Another case Lee v. Marlowe, No. 3:08-CV-1739, 2009 WL 2591668, (N.D. Ohio Aug. 20, 2009) illustrates that it is easier for the Court to recognize the nature of differential diagnosis in a more commonly-understood event: an automobile accident as opposed to a chemically-induced injury.
During the evening August 31, 2007, the defendant was traveling westbound on the Ohio Turnpike when his vehicle struck a right-hand guardrail three times, and then swerved across two lanes of traffic, crossing the median separating the eastbound and westbound lanes of traffic, and struck Plaintiff's decedents' vehicle head-on, causing their deaths.
The question was why this happened.
The defendant asserted that the accident was due to a “sudden medical emergency.” Supporting that defense was the unsubstantiated testimony of the defendant’s cardiologist.
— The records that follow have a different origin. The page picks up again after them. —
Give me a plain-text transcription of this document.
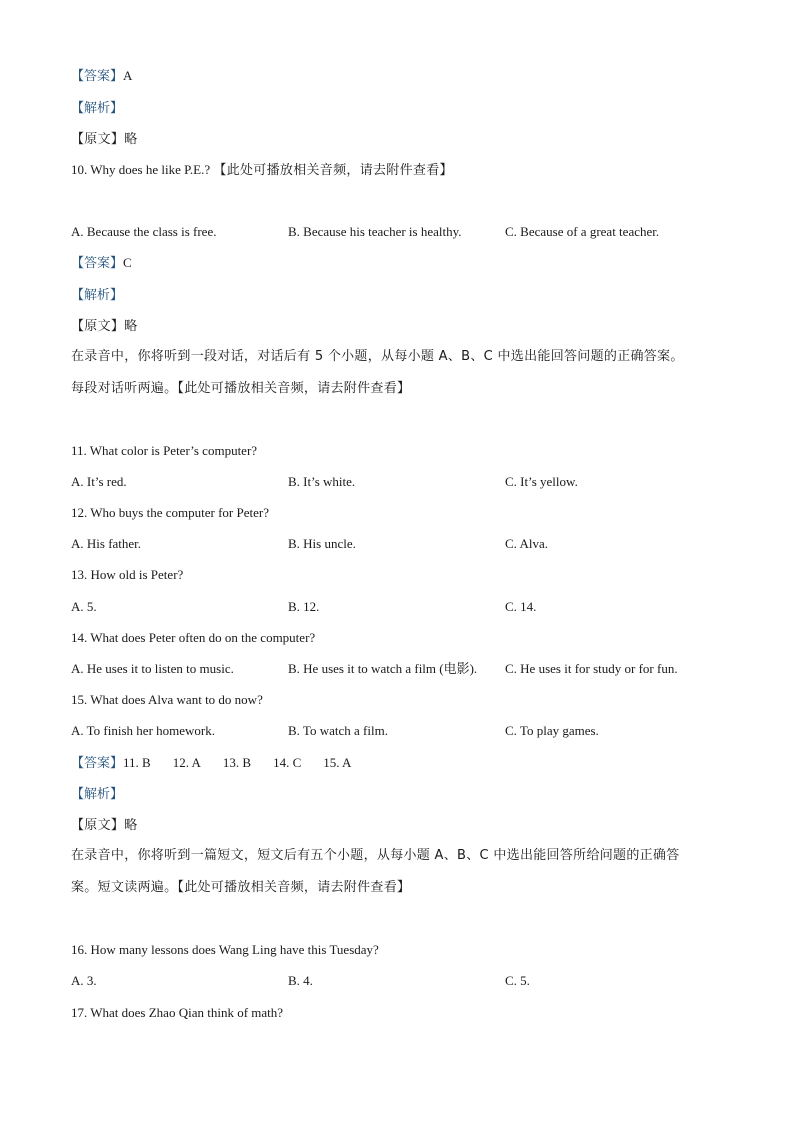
【答案】A
【解析】
【原文】略
10. Why does he like P.E.? 【此处可播放相关音频，请去附件查看】
A. Because the class is free.	B. Because his teacher is healthy.	C. Because of a great teacher.
【答案】C
【解析】
【原文】略
在录音中，你将听到一段对话，对话后有 5 个小题，从每小题 A、B、C 中选出能回答问题的正确答案。
每段对话听两遍。【此处可播放相关音频，请去附件查看】
11. What color is Peter’s computer?
A. It’s red.	B. It’s white.	C. It’s yellow.
12. Who buys the computer for Peter?
A. His father.	B. His uncle.	C. Alva.
13. How old is Peter?
A. 5.	B. 12.	C. 14.
14. What does Peter often do on the computer?
A. He uses it to listen to music.	B. He uses it to watch a film (电影). C. He uses it for study or for fun.
15. What does Alva want to do now?
A. To finish her homework.	B. To watch a film.	C. To play games.
【答案】11. B 12. A 13. B 14. C 15. A
【解析】
【原文】略
在录音中，你将听到一篇短文，短文后有五个小题，从每小题 A、B、C 中选出能回答所给问题的正确答
案。短文读两遍。【此处可播放相关音频，请去附件查看】
16. How many lessons does Wang Ling have this Tuesday?
A. 3.	B. 4.	C. 5.
17. What does Zhao Qian think of math?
He opined that the cause was syncope (or fainting). He further sated that he arrived at this conclusion based upon a “differential diagnosis.” The Court did not accept the mere proclamation that he had conducted a proper differential diagnosis. The Court ruled that he had no basis for excluding other causes such as fatigue, impairment or, simply, lack of attention. They, thus, excluded this “differential diagnostic” explanation for the accident and excluded the defense expert’s testimony.
Here the court properly ruled that the supposed “differential diagnosis” was improperly conducted. Thus, determination of the Actual Medical Condition (syncope in this case) was methodologically ill-founded. The physician had no medically reasonable way of ruling out other Conditions besides syncope.
In this case one never got to the cause of the condition, because it was not relevant. The poorly constructed differential diagnosis ended the testimony.
Assume, however, that this was a worker’s compensation case in which a worker fell from a high platform sustaining a serious injury. Assume further that the facts properly supported a diagnosis of “syncope.” Thus, the result of the differential diagnostic process—syncope—was correct. In such a matter the cause of the Condition—the syncope—could be relevant. If it were due to hot working conditions, it would compensable. If it were due to elicit drug use, it might not be (depending upon the State rules.)
Clinical Methodology is the Differential Diagnostic process. This leads to a determination of the Actual Medical Condition which is producing the patient’s physical complaints. Causation Methodology is an entirely separate entity which asks: “What lead to this condition?” Attorneys, defense and plaintiff, and the Courts, need to understand this critical distinction. Defense attorneys particularly need to be aware of the fact that an assertion by a treating physician stating that he/she arrived at a causal conclusion via the standard medical approach of differential diagnosis is incorrect. Differential diagnosis is only the first step in a causation analysis. This must be followed by a separate analytical process as indicated on the accompanying flow diagram.